Bagi seorang koreografer, kecerdasan tubuh dalam mengenal dan merespon sebuah benda atau fenomena yang dirasa mengganggu sebenarnya menjadi sebuah moment kesempatan untuk berkreasi dan berkreativitas, tubuh juga mengenali hal tersebut bukan lagi menjadi ancaman melainkan mainan. Pertunjukan yang menunjukan konvergensi seni dan teknologi ini membawa penonton ke dalam ruang spectacle labirin yang dikombinasi dengan konsep science fiction yang epic. Jalinan antara ruang pertunjukan dan mata kamera mampu memunculkan gejolak rasa baru bagi saya. Gejolak tersebut sepertinya menganalogikan situasi sulit di masa pandemi ini dengan segala keterbatasan yang ada, hidup dalam ruang isolasi yang sempit, penekanan batin, dan bertarung dengan dunia informasi yang sangat cepat. Mengontrol tubuh dan dikontrol keadaan nampaknya menjadi dualitas dalam karya ini dengan kehidupan saat ini ketika dihadapkan dengan keterbatasan, ambang batas, dan tanpa batas manusia sebagai penengah kosmos.
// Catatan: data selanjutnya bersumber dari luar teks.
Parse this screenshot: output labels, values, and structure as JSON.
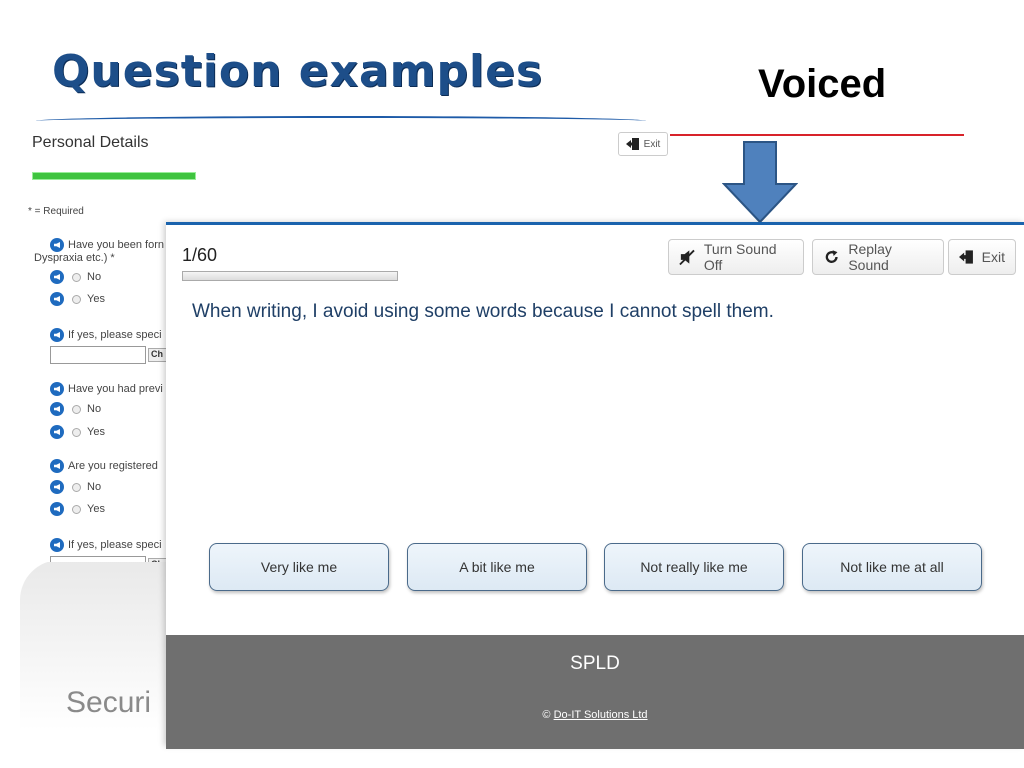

Layaknya mengajak penonton ke dalam ruang pertunjukan digital masa kini, pertunjukan ini menawarkan sudut pandang kamera di beberapa sisi ruangan, namun belum diketahui tentang kesadaran bentuk dan volume ruang yang sebenarnya ingin dibicarakan. Penari nampak memiliki energi yang besar di antara ruangan pertunjukan yang didesain dengan ukuran yang kecil, sehingga detail-detail gerak jari-jemari, tangan dan kaki mampu menjadi pemecah fokus pertunjukan. Begitu juga sebaliknya penambahan detail kecil tubuh juga akan memberikan impact lebih dalam membangun suasana. Ilusi optik yang dihasilkan melalui lampu laser menunjukan bagaimana cerdasnya tubuh merespon sebuah benda maupun fenomena yang dihadapinya. Maka akan lebih menarik apabila properti yang ada seperti lampu laser digunakan sebagai media pelengkap tubuh atau ruang agar lebih hidup. Properti tongkat mengingatkan saya pada pertunjukan sulap spike box illusion di mana pada akhir pertunjukan orang yang berada di dalam box selamat meskipun harus ditusuk menggunakan kayu berkali-kali, hal ini mungkin bisa menjadi sebuah pertimbangan agar plot ini tidak menghilang begitu saja. Kecanggihan teknologi masa kini seperti penggunaan kamera dan editing pada komputer bukan hanya sekedar media rekam saja tetapi sebuah media kreatif yang mempunyai privilege untuk membuat karya seni lebih hidup melalui manipulasi objek. Terkait hal tersebut, karya semacam ini kemudian dapat mewakili digital live art yang menawan.